Dalle parti di via della Scrofa fanno sapere che l’unica cosa certa, allo stato, è che la presidente di Fdi vuole istituire un ministero del Mare, suo vecchio pallino, annunciato alla Conferenza programmatica di Milano e contenuto in una proposta agli atti del Senato, a firma di Adolfo Urso. Altra certezza è che il Mef resterà tale, ovvero non ci sarà nessun spacchettamento Tesoro/Finanze. Per la guida di via XX settembre in pole ci sarebbe un tecnico, ma non Fabio Panetta, che molto probabilmente rimarrà nel board della Bce. Si fa il nome di Domenico Siniscalco, ma è tutto da vedere. Ancora in stand by l’ipotesi di inserire in squadra i vicepremier. Numeri alla mano, la parte da leone spetta ai meloniani, che potranno riempire le caselle più ambite, a cominciare da quelle chiave, come Economia, appunto, Affari esteri, Viminale e Difesa, che però, per prassi, devono essere ‘vistati’ dal Colle.

Maurizio Leo, responsabile economico di Fdi, per la sua competenza (esperto di diritto tributario e flat tax in particolare), potrebbe avere un ruolo importante in un dicastero economico. Per il Viminale, raccontano, la partita è apertissima. Fa gola a tutti, non solo alla Lega, anche se continua il pressing del Carroccio per ‘occupare’ proprio quella casella. Non a caso, nell’assemblea con i parlamentari oggi, Salvini ha ricevuto il ‘mandato’ a tornare al governo per occuparsi di sicurezza e immigrazione. Ma sul leader leghista incombe come una spada di Damocle il processo per sequestro di persona aggravato per il caso Open Arms. In subordine, se Meloni alla fine dovesse dare l’ok, resta sul tavolo la candidatura a ministro di Nicola Molteni.
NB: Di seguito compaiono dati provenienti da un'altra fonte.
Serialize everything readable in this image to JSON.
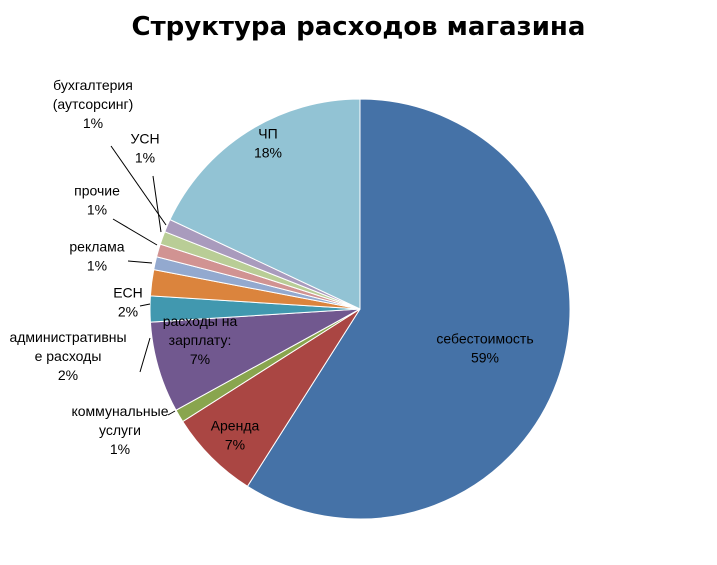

In casa Lega il nome di Giulia Bongiorno è quello più ricorrente per la Giustizia, ma dovrà vincere la concorrenza di Carlo Nordio, che i meloniani vorrebbero fortemente Guardasigilli (e in questo caso Bongiorno si ‘sposterebbe’ alla Funzione pubblica). Oltre all’ex pm, da Fdi potrebbe arrivare il prossimo ministro delle Riforme costituzionali, ovvero l’ex presidente del Senato, Marcello Pera, neo-eletto a palazzo Madama.

Per la guida del dicastero dei Rapporti con il Parlamento in campo ci sarebbe Maurizio Lupi, in quota ‘Noi moderati’. Difficilmente, quest’ultimo, infatti, potrebbe andare alle Infrastrutture (ministero da lui già occupato in passato), pedina ‘attenzionata’ dal leghista Edoardo Rixi e da Fabio Rampelli, vicepresidente uscente della Camera di Fdi, dato in corsa pure per l’Ambiente. L’Agricoltura, raccontano, sarebbe stata ‘prenotata’ da Salvini per il suo Gian Marco Centinaio, così come Erika Stefani potrebbe correre per la Disabilità.

Raffaele Fitto, attuale eurodeputato e copresidente dell’Ecr, il gruppo dei Conservatori a Bruxelles, appena rieletto in Parlamento, viene dato in pole per gli Affari europei: l’ex governatore pugliese, riferiscono, sarebbe pronto al grande salto ma avrebbe rimesso ogni scelta alla Meloni. Rumors danno dentro all’esecutivo per l’esperienza e le competenze l’attuale presidente del Copasir Adolfo Urso.

Per Ignazio La Russa, braccio destro dalla leader di via della Scrofa, invece, potrebbe esserci il ritorno alla Difesa, dove già è stato nel 2008 con Berlusconi, o, secondo gli ultimi boatos, rivestirà l’incarico di sottosegretario alla presidenza del Consiglio (con deleghe da definire e assegnare in seguito). Un ruolo apicale dovrebbe essere assegnato a un altro esponente dell’inner circle di Giorgia, il senatore Giovanbattista Fazzolari.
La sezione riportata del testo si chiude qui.